South Africa's gold industry has been on the precipice for weeks, but tens of thousands of gold miners finally took the plunge Tuesday evening and went on strike after weeks of stalled negotiations.
The National Union of Mineworkers, or NUM, represents about two-thirds of South Africa's gold miners. It's going head-to-head with the country's Chamber of Mines, which represents the miners' employers -- major companies including Sibanye Gold Ltd. (NYSE:SBGL), Harmony Gold Mining Co. (NYSE:HMY) and AngloGold Ashanti Ltd. (NYSE:AU). NUM was seeking a 60 percent pay increase for entry-level workers, which would bring monthly wages from US$487 up to $780. But the companies have so far been unwilling to raise wages by more than 6.5 percent.
By Wednesday, however, it appeared that negotiations had already made some headway. Both sides are still keeping officially mum about the numbers, but there are reports NUM may now be considering dramatically reduced wage increases of as low as 10 percent.
"The employers and the NUM have come much, much closer to finding one another," Charmane Russell, a spokeswoman for the companies represented by the Chamber of Mines, said to Reuters. She added that despite ongoing discussions, formal offers haven't yet been revised.
There's plenty of impetus for both sides to come to a solution. Gold miners, many of whom struggle to support themselves and family members while living in tin shacks outside the mines, simply can't afford prolonged work stoppages. Gold companies, meanwhile, stand to lose about $34 million worth of productivity each day the strike drags on.
The total economic cost, including lost taxes and wages, is as high as $58 million per day. That has the government scrambling to facilitate a resolution. "A protracted strike going on as it is looking now is not helpful to the country, nor to the industry itself,” said South African President Jacob Zuma, according to the Financial Times. “The strike hurts both sides; we can just [hope] that they… find a solution.”

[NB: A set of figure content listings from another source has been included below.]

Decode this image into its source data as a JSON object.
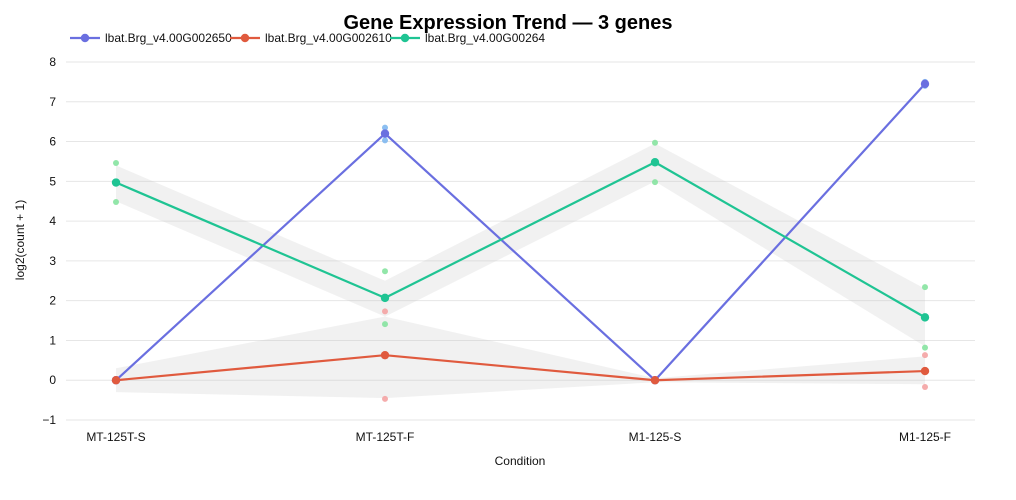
{
  "chart_data": {
    "type": "line",
    "title": "Gene Expression Trend — 3 genes",
    "xlabel": "Condition",
    "ylabel": "log2(count + 1)",
    "categories": [
      "MT-125T-S",
      "MT-125T-F",
      "M1-125-S",
      "M1-125-F"
    ],
    "ylim": [
      -1,
      8
    ],
    "yticks": [
      "−1",
      "0",
      "1",
      "2",
      "3",
      "4",
      "5",
      "6",
      "7",
      "8"
    ],
    "grid": true,
    "legend_position": "top-left",
    "series": [
      {
        "name": "lbat.Brg_v4.00G002650",
        "color": "#6a6fe0",
        "replicate_color": "#7fb8f0",
        "values": [
          0,
          6.2,
          0,
          7.45
        ],
        "replicates": [
          [
            0,
            0
          ],
          [
            6.35,
            6.03
          ],
          [
            0,
            0
          ],
          [
            7.5,
            7.4
          ]
        ],
        "band": [
          [
            0,
            0
          ],
          [
            6.2,
            6.2
          ],
          [
            0,
            0
          ],
          [
            7.45,
            7.45
          ]
        ]
      },
      {
        "name": "lbat.Brg_v4.00G002610",
        "color": "#e05a3e",
        "replicate_color": "#f4a3a3",
        "values": [
          0,
          0.63,
          0,
          0.23
        ],
        "replicates": [
          [
            0,
            0
          ],
          [
            1.73,
            -0.47
          ],
          [
            0,
            0
          ],
          [
            0.63,
            -0.17
          ]
        ],
        "band": [
          [
            -0.3,
            0.3
          ],
          [
            -0.45,
            1.6
          ],
          [
            -0.05,
            0.05
          ],
          [
            -0.1,
            0.6
          ]
        ]
      },
      {
        "name": "lbat.Brg_v4.00G00264",
        "color": "#1fc493",
        "replicate_color": "#86e3a0",
        "values": [
          4.97,
          2.07,
          5.48,
          1.58
        ],
        "replicates": [
          [
            5.46,
            4.48
          ],
          [
            2.74,
            1.41
          ],
          [
            5.97,
            4.98
          ],
          [
            2.34,
            0.82
          ]
        ],
        "band": [
          [
            4.5,
            5.4
          ],
          [
            1.6,
            2.5
          ],
          [
            5.0,
            5.95
          ],
          [
            0.85,
            2.3
          ]
        ]
      }
    ]
  }
}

A deeply troubled economy forms the backdrop to this latest crisis. Strike action isn't confined to the mining industry -- about 30,000 auto manufacturers and 90,000 construction workers are also demonstrating. Meanwhile, South Africa is struggling with shrinking foreign currency reserves, recurring power outages and a weakening currency. Inflation surged to 6.3 percent in July, exceeding the central bank's target limit of 6 percent.
South Africa is now one of the slowest-growing economies on the continent, and strike-induced productivity losses will only dampen its prospects. In July, the International Monetary Fund slashed its 2013 GDP growth projection for the country from 2.8 percent to 2 percent.
But NUM argues that its wage demands are necessary, since addressing South Africa's endemic income inequality problems is paramount. The chasm between South Africa's haves and have-nots has become a focal point for demonstrators over the past year -- especially since Aug. 16, 2012, when security forces killed 34 strikers at the Marikana platinum mine, bringing back painful memories of similar abuses under apartheid.
"The union is aware of the devastating impact industrial action would have on the economy, which is largely a white man’s economy with no benefits for poor black mineworkers,” said NUM in a statement on the eve of the gold miners' protest. “The union reiterates its position of rejecting with contempt slave wages.”